If I understood your post correctly, you stated your GF bought a house in 2007. If that house is located in SD County, why isn’t she (and you and your baby) living there? It seems to me that that would be preferable to collecting rent from it, depending on its PITI and amount of rent she is collecting. You all have to live somewhere.
If your GF is already a homeowner, will she actually be able to qualify for another mortgage with you? Does she work? Why does she/do you want to buy another house when she already owns a house and you have other debt to pay off?
April 30, 2015 at 1:49 PM #785568bearishgurlParticipantspdrun, I see nothing in the CA “Homeowner’s Bill of Rights” which precludes a lender from foreclosing timely 141-145 days after default (w/30 days added for phone contact to borrower to ascertain if they may be eligible for a mod).
There doesn’t appear to be any provision in it requiring lenders to offer any remedies at all to FC … it only requires them to ask their delinquent borrower questions to determine if they are eligible for a mod during the 30-day statutory “contact period” before a notice of default is filed.
This is assuming the left hand of the lender hasn’t already accepted an application for mod from the borrower and is attempting to process it.
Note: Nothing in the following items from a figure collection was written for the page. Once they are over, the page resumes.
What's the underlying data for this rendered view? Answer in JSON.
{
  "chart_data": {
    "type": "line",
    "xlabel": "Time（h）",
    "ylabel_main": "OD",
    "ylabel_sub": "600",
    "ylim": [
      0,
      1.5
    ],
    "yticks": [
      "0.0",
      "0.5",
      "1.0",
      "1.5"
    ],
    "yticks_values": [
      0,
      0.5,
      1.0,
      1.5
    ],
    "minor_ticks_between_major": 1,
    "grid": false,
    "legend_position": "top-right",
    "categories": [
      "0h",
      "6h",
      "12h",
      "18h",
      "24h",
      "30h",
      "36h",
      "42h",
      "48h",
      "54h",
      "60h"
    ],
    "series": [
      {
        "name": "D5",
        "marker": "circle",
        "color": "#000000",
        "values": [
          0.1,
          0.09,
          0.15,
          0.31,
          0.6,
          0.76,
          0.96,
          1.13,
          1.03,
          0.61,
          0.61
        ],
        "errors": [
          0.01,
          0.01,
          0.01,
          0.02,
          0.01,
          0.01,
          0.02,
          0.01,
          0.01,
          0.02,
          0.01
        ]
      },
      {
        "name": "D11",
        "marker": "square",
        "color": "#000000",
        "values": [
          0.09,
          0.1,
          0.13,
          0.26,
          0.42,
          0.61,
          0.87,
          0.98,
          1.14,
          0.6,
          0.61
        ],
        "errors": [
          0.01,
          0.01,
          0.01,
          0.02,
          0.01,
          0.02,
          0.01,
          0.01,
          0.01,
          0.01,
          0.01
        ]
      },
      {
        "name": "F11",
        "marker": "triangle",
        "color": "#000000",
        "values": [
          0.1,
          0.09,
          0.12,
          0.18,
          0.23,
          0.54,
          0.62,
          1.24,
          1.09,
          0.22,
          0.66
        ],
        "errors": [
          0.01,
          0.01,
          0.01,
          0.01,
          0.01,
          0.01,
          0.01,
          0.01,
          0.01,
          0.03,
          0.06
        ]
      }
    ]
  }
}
Just like the employer who doesn’t want to hire a particular candidate for a job, a defaulted-upon lender can come up will all kinds of legally plausible reasons why their delinquent borrower is ineligible for a mod.
All it costs the lender is 30 more days added to the nonjudicial FC process (now extended 5 more years to 1/1/18).
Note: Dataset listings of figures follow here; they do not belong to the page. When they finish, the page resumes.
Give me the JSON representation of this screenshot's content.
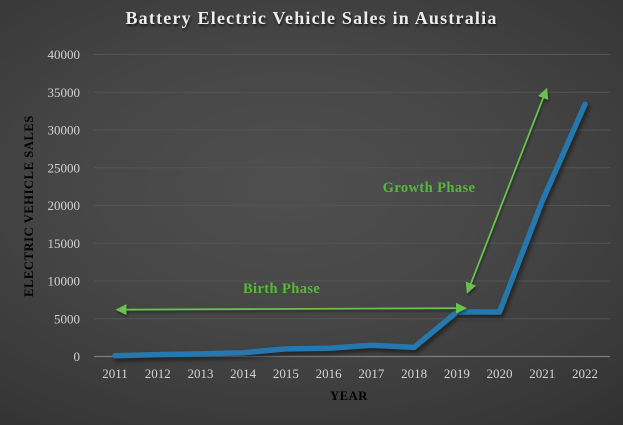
{
  "title": "Battery Electric Vehicle Sales in Australia",
  "chart_data": {
    "type": "line",
    "title": "Battery Electric Vehicle Sales in Australia",
    "x": [
      "2011",
      "2012",
      "2013",
      "2014",
      "2015",
      "2016",
      "2017",
      "2018",
      "2019",
      "2020",
      "2021",
      "2022"
    ],
    "series": [
      {
        "name": "Battery electric vehicle sales",
        "values": [
          100,
          250,
          350,
          500,
          1000,
          1100,
          1500,
          1200,
          5900,
          5900,
          20600,
          33400
        ]
      }
    ],
    "xlabel": "YEAR",
    "ylabel": "ELECTRIC VEHICLE SALES",
    "ylim": [
      0,
      40000
    ],
    "y_tick_step": 5000,
    "y_ticks": [
      "0",
      "5000",
      "10000",
      "15000",
      "20000",
      "25000",
      "30000",
      "35000",
      "40000"
    ],
    "grid": true,
    "legend": "none",
    "annotations": [
      {
        "label": "Birth Phase",
        "type": "double_headed_arrow",
        "from": {
          "year": 2011.05,
          "value": 6200
        },
        "to": {
          "year": 2019.2,
          "value": 6400
        },
        "label_pos": {
          "year": 2014.9,
          "value": 8400
        }
      },
      {
        "label": "Growth Phase",
        "type": "double_headed_arrow",
        "from": {
          "year": 2019.25,
          "value": 8500
        },
        "to": {
          "year": 2021.1,
          "value": 35400
        },
        "label_pos": {
          "year": 2018.35,
          "value": 21800
        }
      }
    ]
  },
  "colors": {
    "series_line": "#2478ad",
    "annotation_text": "#55b93a",
    "annotation_arrow": "#68c24d",
    "grid_line": "#545454",
    "axis_line": "#7d7d7d",
    "tick_text": "#d4d4d4",
    "title_text": "#ededed"
  }
}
Am I missing something here?
So, why again are these lenders still languishing and letting deadbeat home”owners” squat into oblivion in this supposedly “hot” market??
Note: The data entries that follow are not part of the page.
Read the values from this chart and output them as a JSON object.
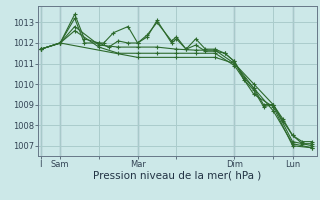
{
  "bg_color": "#cce8e8",
  "grid_color": "#aacccc",
  "line_color": "#2d6a2d",
  "marker_color": "#2d6a2d",
  "xlabel": "Pression niveau de la mer( hPa )",
  "xlabel_fontsize": 7.5,
  "ylabel_fontsize": 6,
  "ylim": [
    1006.5,
    1013.8
  ],
  "yticks": [
    1007,
    1008,
    1009,
    1010,
    1011,
    1012,
    1013
  ],
  "xtick_labels": [
    "I",
    "Sam",
    "",
    "Mar",
    "",
    "Dim",
    "",
    "Lun"
  ],
  "xtick_positions": [
    0,
    8,
    24,
    40,
    56,
    80,
    96,
    104
  ],
  "vlines": [
    0,
    8,
    40,
    80,
    104
  ],
  "series": [
    {
      "x": [
        0,
        8,
        14,
        18,
        24,
        26,
        30,
        36,
        40,
        44,
        48,
        54,
        56,
        60,
        64,
        68,
        72,
        76,
        80,
        84,
        88,
        92,
        96,
        100,
        104,
        108,
        112
      ],
      "y": [
        1011.7,
        1012.0,
        1013.4,
        1012.2,
        1012.0,
        1012.0,
        1012.5,
        1012.8,
        1012.0,
        1012.4,
        1013.0,
        1012.1,
        1012.3,
        1011.7,
        1012.2,
        1011.7,
        1011.7,
        1011.5,
        1011.1,
        1010.3,
        1009.8,
        1009.0,
        1009.0,
        1008.3,
        1007.5,
        1007.2,
        1007.2
      ]
    },
    {
      "x": [
        0,
        8,
        14,
        18,
        24,
        28,
        32,
        36,
        40,
        44,
        48,
        54,
        56,
        60,
        64,
        68,
        72,
        76,
        80,
        84,
        88,
        92,
        96,
        100,
        104,
        108,
        112
      ],
      "y": [
        1011.7,
        1012.0,
        1013.2,
        1012.0,
        1012.0,
        1011.8,
        1012.1,
        1012.0,
        1012.0,
        1012.3,
        1013.1,
        1012.0,
        1012.2,
        1011.7,
        1011.9,
        1011.6,
        1011.6,
        1011.5,
        1011.1,
        1010.2,
        1009.7,
        1008.9,
        1009.0,
        1008.2,
        1007.5,
        1007.1,
        1007.1
      ]
    },
    {
      "x": [
        0,
        8,
        14,
        24,
        32,
        40,
        48,
        56,
        64,
        72,
        80,
        88,
        96,
        104,
        112
      ],
      "y": [
        1011.7,
        1012.0,
        1012.8,
        1011.9,
        1011.8,
        1011.8,
        1011.8,
        1011.7,
        1011.65,
        1011.65,
        1011.0,
        1010.0,
        1009.0,
        1007.2,
        1007.0
      ]
    },
    {
      "x": [
        0,
        8,
        14,
        24,
        32,
        40,
        48,
        56,
        64,
        72,
        80,
        88,
        96,
        104,
        112
      ],
      "y": [
        1011.7,
        1012.0,
        1012.6,
        1011.8,
        1011.5,
        1011.5,
        1011.5,
        1011.5,
        1011.5,
        1011.5,
        1010.9,
        1009.5,
        1008.9,
        1007.0,
        1006.9
      ]
    },
    {
      "x": [
        0,
        8,
        40,
        56,
        72,
        80,
        88,
        96,
        104,
        112
      ],
      "y": [
        1011.7,
        1012.0,
        1011.3,
        1011.3,
        1011.3,
        1011.0,
        1009.8,
        1008.7,
        1007.1,
        1006.9
      ]
    }
  ]
}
April 30, 2015 at 3:58 PM #785579thejardParticipantAh yes… my convoluted ramblings π
GF+prev-house–> Divorce, she gave up rights to the house. Full and clear from that as of Feb/2015… another reason we started house hunting π
FHA+luck+NW-Chula–> I agree NW Chula is very nice… I mean you get spill over from Broadway and some areas have a high concentration of apartments… but don’t need a/c! π
I also agree that we are a long shot… and to be honest, idk if I could really actually pull the trigger. Soooo much student loan debt, plus credit cards and all.
I feel I am a microcosm of the current issues facing first time home buyers…
Renting–>Normal Heights yes… lovely place, and super cheap. Still have to drive down to Chula to drop kid off and then head to Poway for work.
Thanks for the response and insight. Condos… yeah, they scare me. Like an APT I can’t bounce from if I don’t like. East Chula… meh, all HOA crap. I’m a bit of a hick so if I’s buy’s land ain’t nobody gun tell me what ta do… ‘cept maybe law dawg
She says she just wants a house… so, maybe we look elsewhere in South Bay. Lemon Grove? Nasty City… omg La Presa is fugly, like TJ hills… S Bay Terrace is like condo land… #1 gentrifying area 92113… encanto, are there pockets of nice?
Friend says to move up to Menifee… but wow @taxes and meloroo and hoa and 15 PARKING LOT SHOOT SELF
more ramblings π
April 30, 2015 at 10:00 PM #785585utcsoxParticipant[quote=livinincali]Rental market in San Diego is starting to slow down for sure. I can tell you based on a bunch of data that the rental vacancy rates have been rising for the past 6-9 months and in most markets the rate of increasing prices has started to level off although it is still going up a bit. I’d expect us to plateau around these levels for a bit, and then who knows what happens after that. If we get a recession we probably see prices move down if we get real wage inflation then perhaps prices move up.[/quote]
Mind if you share with us some data point?